Fundamental Limits on Latency in Transceiver Cache-Aided HetNets

TL;DR

This paper investigates the fundamental limits of latency in cache-assisted heterogeneous networks, providing a theoretical characterization of delivery latency and identifying when caching improves performance.

Contribution

It introduces an information-theoretic metric for latency, derives bounds on this metric, and characterizes the conditions under which caching reduces latency in HetNets.

Findings

Exact bounds on delivery time per bit (DTB) as a function of cache size and channel parameters.

Identification of channel regimes where caching is beneficial or non-beneficial.

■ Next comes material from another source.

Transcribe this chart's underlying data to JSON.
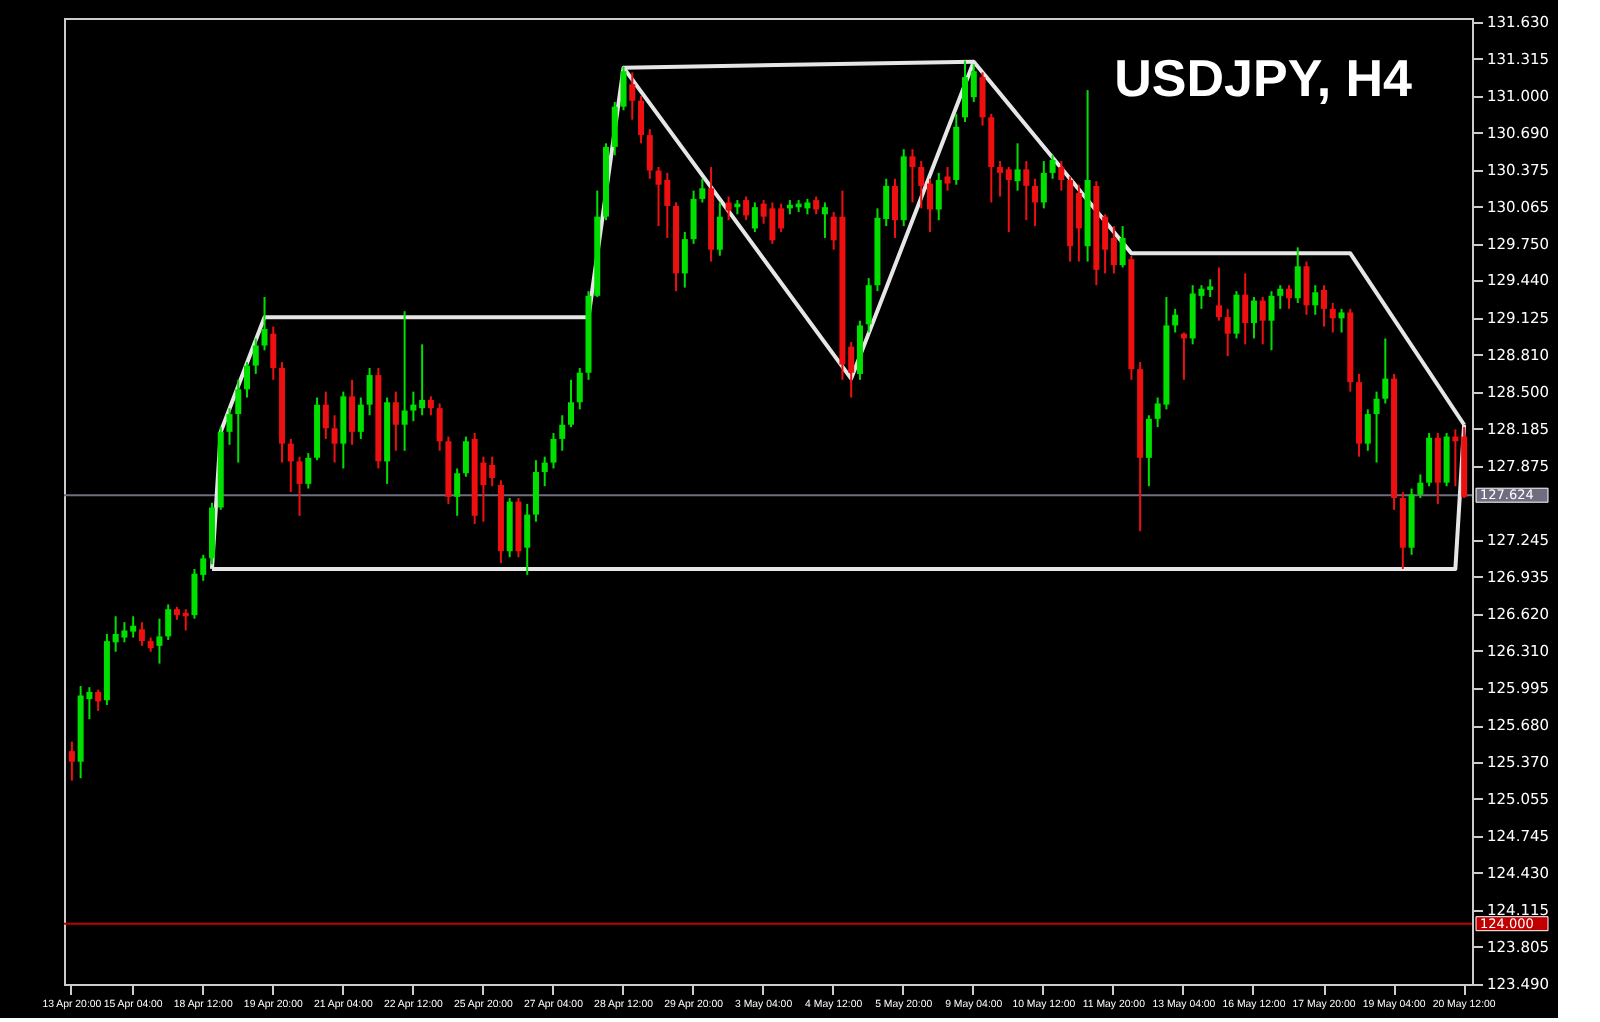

Complete characterization of DTB optimality in the studied HetNet model.

Abstract

Stringent mobile usage characteristics force wire- less networks to undergo a paradigm shift from conventional connection-centric to content-centric deployment. With respect to 5G, caching and heterogeneous networks (HetNet) are key technologies that will facilitate the evolution of highly content- centric networks by facilitating unified quality of service in terms of low-latency communication. In this paper, we study the impact of transceiver caching on the latency for a HetNet consisting of a single user, a receiver and one cache-assisted transceiver. We define an information-theoretic metric, the delivery time per bit (DTB), that captures the delivery latency. We establish coinciding lower and upper bounds on the DTB as a function of cache size and wireless channel parameters; thus, enabling a complete characterization of the DTB optimality of the network under study. As a result, we identify cache beneficial and non-beneficial channel regimes.